Hi John. Was chugging along well and fine with Ollama-mistral-nemo model. All works well right till Tutorial 2 - Shared variables. improvised with another function with sqlite dbase - works fine as well. Then came this 3rd Tutorial on Memory, having OpenAIError: The api_key client option must be set either by passing api_key to the client or by setting the OPENAI_API_KEY environment variable. Is your memory method strictly requires OpenAI API key to continue? Look forward. Cheers and appreciate your work very much.
the default memory uses openai embeddings, let me do another with sentence transformers
Update: Proudly rejected at ENNLP Industry Track 2024 for not having enough experiments!
Cognitive Overload is the key motivation to design multiple agents.

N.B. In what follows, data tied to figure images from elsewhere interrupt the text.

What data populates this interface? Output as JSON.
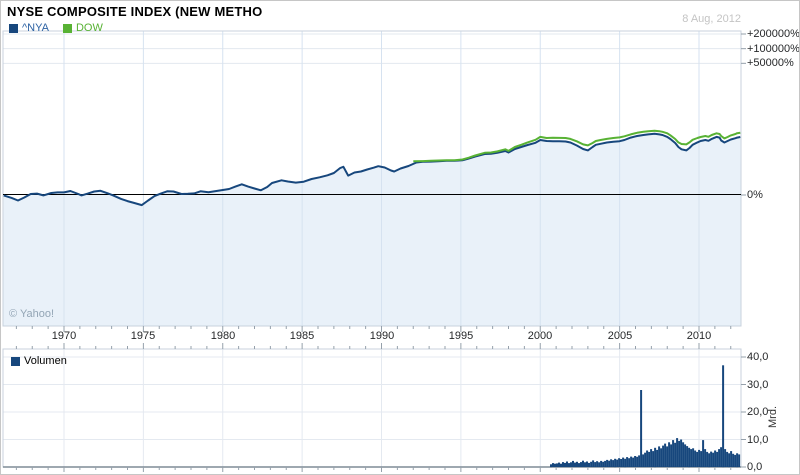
{
  "header": {
    "title": "NYSE COMPOSITE INDEX (NEW METHO",
    "date": "8 Aug, 2012"
  },
  "legend": {
    "items": [
      {
        "label": "^NYA",
        "swatch_color": "#17477d",
        "text_color": "#2e63a4"
      },
      {
        "label": "DOW",
        "swatch_color": "#58b234",
        "text_color": "#58b234"
      }
    ]
  },
  "watermark": "© Yahoo!",
  "volume_legend": {
    "label": "Volumen",
    "swatch_color": "#17477d"
  },
  "colors": {
    "nya_line": "#17477d",
    "dow_line": "#58b234",
    "area_fill": "#e9f1f9",
    "grid_h": "#e3e8ef",
    "grid_v": "#d6e2f0",
    "frame": "#c8d2dd",
    "zero_line": "#000000",
    "tick": "#95a0ab",
    "vol_bar": "#17477d",
    "vol_baseline": "#7e8b96"
  },
  "chart_data": [
    {
      "type": "line",
      "name": "price-percent-chart",
      "y_axis": {
        "scale": "log-percent",
        "ticks": [
          {
            "pct": 200000,
            "label": "+200000%"
          },
          {
            "pct": 100000,
            "label": "+100000%"
          },
          {
            "pct": 50000,
            "label": "+50000%"
          },
          {
            "pct": 0,
            "label": "0%"
          }
        ],
        "zero_line": true
      },
      "x_axis": {
        "range_years": [
          1966.1,
          2012.6
        ],
        "labeled_years": [
          1970,
          1975,
          1980,
          1985,
          1990,
          1995,
          2000,
          2005,
          2010
        ],
        "minor_tick_step": 1
      },
      "series": [
        {
          "name": "^NYA",
          "color": "#17477d",
          "area_fill": "#e9f1f9",
          "points": [
            [
              1966.2,
              -2
            ],
            [
              1966.7,
              -13
            ],
            [
              1967.1,
              -23
            ],
            [
              1967.5,
              -11
            ],
            [
              1967.9,
              5
            ],
            [
              1968.3,
              7
            ],
            [
              1968.7,
              -2
            ],
            [
              1969.2,
              10
            ],
            [
              1969.6,
              13
            ],
            [
              1970.0,
              13
            ],
            [
              1970.4,
              21
            ],
            [
              1970.9,
              5
            ],
            [
              1971.1,
              -2
            ],
            [
              1971.5,
              7
            ],
            [
              1971.9,
              18
            ],
            [
              1972.3,
              22
            ],
            [
              1972.8,
              7
            ],
            [
              1973.1,
              -2
            ],
            [
              1973.6,
              -17
            ],
            [
              1974.0,
              -25
            ],
            [
              1974.4,
              -31
            ],
            [
              1974.9,
              -38
            ],
            [
              1975.3,
              -23
            ],
            [
              1975.7,
              -5
            ],
            [
              1976.1,
              7
            ],
            [
              1976.5,
              19
            ],
            [
              1976.9,
              18
            ],
            [
              1977.4,
              5
            ],
            [
              1977.8,
              6
            ],
            [
              1978.2,
              8
            ],
            [
              1978.6,
              19
            ],
            [
              1979.1,
              14
            ],
            [
              1979.4,
              18
            ],
            [
              1979.9,
              25
            ],
            [
              1980.4,
              33
            ],
            [
              1980.8,
              49
            ],
            [
              1981.2,
              66
            ],
            [
              1981.6,
              49
            ],
            [
              1982.0,
              36
            ],
            [
              1982.4,
              25
            ],
            [
              1982.8,
              46
            ],
            [
              1983.1,
              76
            ],
            [
              1983.7,
              100
            ],
            [
              1984.1,
              89
            ],
            [
              1984.6,
              80
            ],
            [
              1985.1,
              87
            ],
            [
              1985.6,
              113
            ],
            [
              1986.1,
              131
            ],
            [
              1986.6,
              153
            ],
            [
              1987.0,
              182
            ],
            [
              1987.4,
              258
            ],
            [
              1987.6,
              279
            ],
            [
              1987.9,
              150
            ],
            [
              1988.3,
              189
            ],
            [
              1988.7,
              203
            ],
            [
              1989.1,
              233
            ],
            [
              1989.5,
              263
            ],
            [
              1989.8,
              290
            ],
            [
              1990.2,
              266
            ],
            [
              1990.6,
              218
            ],
            [
              1990.8,
              203
            ],
            [
              1991.2,
              250
            ],
            [
              1991.7,
              293
            ],
            [
              1992.2,
              364
            ],
            [
              1992.6,
              380
            ],
            [
              1993.1,
              385
            ],
            [
              1993.6,
              392
            ],
            [
              1994.1,
              402
            ],
            [
              1994.6,
              404
            ],
            [
              1995.1,
              414
            ],
            [
              1995.5,
              460
            ],
            [
              1995.9,
              515
            ],
            [
              1996.5,
              592
            ],
            [
              1996.9,
              598
            ],
            [
              1997.3,
              633
            ],
            [
              1997.8,
              697
            ],
            [
              1998.0,
              643
            ],
            [
              1998.4,
              776
            ],
            [
              1998.8,
              863
            ],
            [
              1999.2,
              958
            ],
            [
              1999.7,
              1074
            ],
            [
              2000.0,
              1240
            ],
            [
              2000.4,
              1178
            ],
            [
              2000.8,
              1167
            ],
            [
              2001.2,
              1167
            ],
            [
              2001.6,
              1150
            ],
            [
              2001.9,
              1090
            ],
            [
              2002.3,
              933
            ],
            [
              2002.7,
              776
            ],
            [
              2003.0,
              723
            ],
            [
              2003.3,
              863
            ],
            [
              2003.5,
              968
            ],
            [
              2003.8,
              1019
            ],
            [
              2004.2,
              1090
            ],
            [
              2004.6,
              1135
            ],
            [
              2005.0,
              1167
            ],
            [
              2005.3,
              1240
            ],
            [
              2005.7,
              1405
            ],
            [
              2006.1,
              1518
            ],
            [
              2006.5,
              1596
            ],
            [
              2006.8,
              1652
            ],
            [
              2007.2,
              1695
            ],
            [
              2007.5,
              1652
            ],
            [
              2007.7,
              1596
            ],
            [
              2008.0,
              1457
            ],
            [
              2008.2,
              1304
            ],
            [
              2008.5,
              1063
            ],
            [
              2008.7,
              863
            ],
            [
              2008.9,
              764
            ],
            [
              2009.2,
              723
            ],
            [
              2009.4,
              818
            ],
            [
              2009.6,
              968
            ],
            [
              2009.9,
              1101
            ],
            [
              2010.1,
              1178
            ],
            [
              2010.4,
              1240
            ],
            [
              2010.6,
              1194
            ],
            [
              2010.8,
              1316
            ],
            [
              2011.1,
              1457
            ],
            [
              2011.3,
              1405
            ],
            [
              2011.4,
              1209
            ],
            [
              2011.6,
              1090
            ],
            [
              2011.8,
              1178
            ],
            [
              2012.0,
              1277
            ],
            [
              2012.3,
              1360
            ],
            [
              2012.4,
              1405
            ],
            [
              2012.6,
              1443
            ]
          ]
        },
        {
          "name": "DOW",
          "color": "#58b234",
          "points": [
            [
              1992.0,
              390
            ],
            [
              1992.6,
              395
            ],
            [
              1993.1,
              402
            ],
            [
              1993.6,
              410
            ],
            [
              1994.1,
              418
            ],
            [
              1994.6,
              418
            ],
            [
              1995.1,
              434
            ],
            [
              1995.5,
              481
            ],
            [
              1995.9,
              545
            ],
            [
              1996.5,
              633
            ],
            [
              1996.9,
              643
            ],
            [
              1997.3,
              684
            ],
            [
              1997.8,
              764
            ],
            [
              1998.0,
              702
            ],
            [
              1998.4,
              863
            ],
            [
              1998.8,
              968
            ],
            [
              1999.2,
              1101
            ],
            [
              1999.7,
              1253
            ],
            [
              2000.0,
              1457
            ],
            [
              2000.4,
              1372
            ],
            [
              2000.8,
              1398
            ],
            [
              2001.2,
              1385
            ],
            [
              2001.6,
              1378
            ],
            [
              2001.9,
              1316
            ],
            [
              2002.3,
              1161
            ],
            [
              2002.7,
              989
            ],
            [
              2003.0,
              938
            ],
            [
              2003.3,
              1063
            ],
            [
              2003.5,
              1178
            ],
            [
              2003.8,
              1240
            ],
            [
              2004.2,
              1316
            ],
            [
              2004.6,
              1372
            ],
            [
              2005.0,
              1419
            ],
            [
              2005.3,
              1495
            ],
            [
              2005.7,
              1652
            ],
            [
              2006.1,
              1782
            ],
            [
              2006.5,
              1872
            ],
            [
              2006.8,
              1929
            ],
            [
              2007.2,
              1970
            ],
            [
              2007.5,
              1929
            ],
            [
              2007.7,
              1872
            ],
            [
              2008.0,
              1745
            ],
            [
              2008.2,
              1573
            ],
            [
              2008.5,
              1304
            ],
            [
              2008.7,
              1101
            ],
            [
              2008.9,
              1009
            ],
            [
              2009.2,
              989
            ],
            [
              2009.4,
              1101
            ],
            [
              2009.6,
              1253
            ],
            [
              2009.9,
              1372
            ],
            [
              2010.1,
              1443
            ],
            [
              2010.4,
              1518
            ],
            [
              2010.6,
              1464
            ],
            [
              2010.8,
              1596
            ],
            [
              2011.1,
              1745
            ],
            [
              2011.3,
              1678
            ],
            [
              2011.4,
              1518
            ],
            [
              2011.6,
              1350
            ],
            [
              2011.8,
              1443
            ],
            [
              2012.0,
              1565
            ],
            [
              2012.3,
              1678
            ],
            [
              2012.4,
              1754
            ],
            [
              2012.6,
              1791
            ]
          ]
        }
      ]
    },
    {
      "type": "bar",
      "name": "volume-chart",
      "unit": "Mrd.",
      "bar_color": "#17477d",
      "y_axis": {
        "max": 40,
        "ticks": [
          {
            "v": 0,
            "label": "0,0"
          },
          {
            "v": 10,
            "label": "10,0"
          },
          {
            "v": 20,
            "label": "20,0"
          },
          {
            "v": 30,
            "label": "30,0"
          },
          {
            "v": 40,
            "label": "40,0"
          }
        ]
      },
      "bars": {
        "start_year": 2000.68,
        "step_years": 0.126,
        "values": [
          1.0,
          1.4,
          1.2,
          1.3,
          1.6,
          1.2,
          1.8,
          1.5,
          2.0,
          1.4,
          1.7,
          2.2,
          1.6,
          1.9,
          1.4,
          1.8,
          2.3,
          1.7,
          2.0,
          1.5,
          1.9,
          2.4,
          1.8,
          2.1,
          1.7,
          2.2,
          1.9,
          2.2,
          2.6,
          2.3,
          2.8,
          2.5,
          3.0,
          2.7,
          3.2,
          2.9,
          3.4,
          3.0,
          3.6,
          3.2,
          3.8,
          3.4,
          4.0,
          3.7,
          4.2,
          28.0,
          4.6,
          5.2,
          6.0,
          5.5,
          6.5,
          5.8,
          7.0,
          6.2,
          7.5,
          6.8,
          7.8,
          8.5,
          7.5,
          9.0,
          8.2,
          9.8,
          8.8,
          10.5,
          9.5,
          10.0,
          9.0,
          8.2,
          7.6,
          7.0,
          6.5,
          6.8,
          6.0,
          5.5,
          6.2,
          5.8,
          9.8,
          6.5,
          5.5,
          5.0,
          5.6,
          5.2,
          6.0,
          5.5,
          6.5,
          7.2,
          37.0,
          6.5,
          5.5,
          5.0,
          5.8,
          4.8,
          4.4,
          5.0,
          4.6
        ]
      }
    }
  ]
}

loved it. knowledge graph support would be pretty awesome.
Thank you very much for your work! I already tried it with Ollama and your examples did work from the first try, really good job!
Firstly, this explains the inner workings well (I have jumped directly to the code and could only understand like 70-80% of it, but watching this video made it more sense of what's overall happening inside) So is there any way to track the number of API calls made for a given task and even the total number of input tokens sent and the total number of output tokens generated. I looked briefly through the code and could not find it. Would be happy to contribute for the same if such functionality is required
Indeed, we could have a counter in the llm function to track this. You could implement this yourself too in your own custom llm function If you would like to contribute this functionality for the default llm, you can directly modify the chat function in base.py Thanks!
@@johntanchongmin thats exactly I thought after a while. Like one method is to use a counter in the llm function directly which will not alter the actual codebase
Loved it. Eagerly waiting for planning implementaion in Taskgen
bookmarking this one! question: have you tried using OCR capable LLM's like gemini as an alternative for CLIP embeddings ?
Have not yet, but will be very interested to see if there are good alternatives for CLIP embeddings. Multimodal LLMs and applications will be on the rise in the near future.
Where are these live streams conducted?
Usually on zoom. For details, go to my discord.
@@johntanchongmin thanks. joined the discord channel
Love this on all levels. I have created multiple agent flows already which had impressive performance but I can’t wait to delve into hierarchical agents!
Very nice! Do share what you've created if you can!
The multi agent concept really brings up many ideas.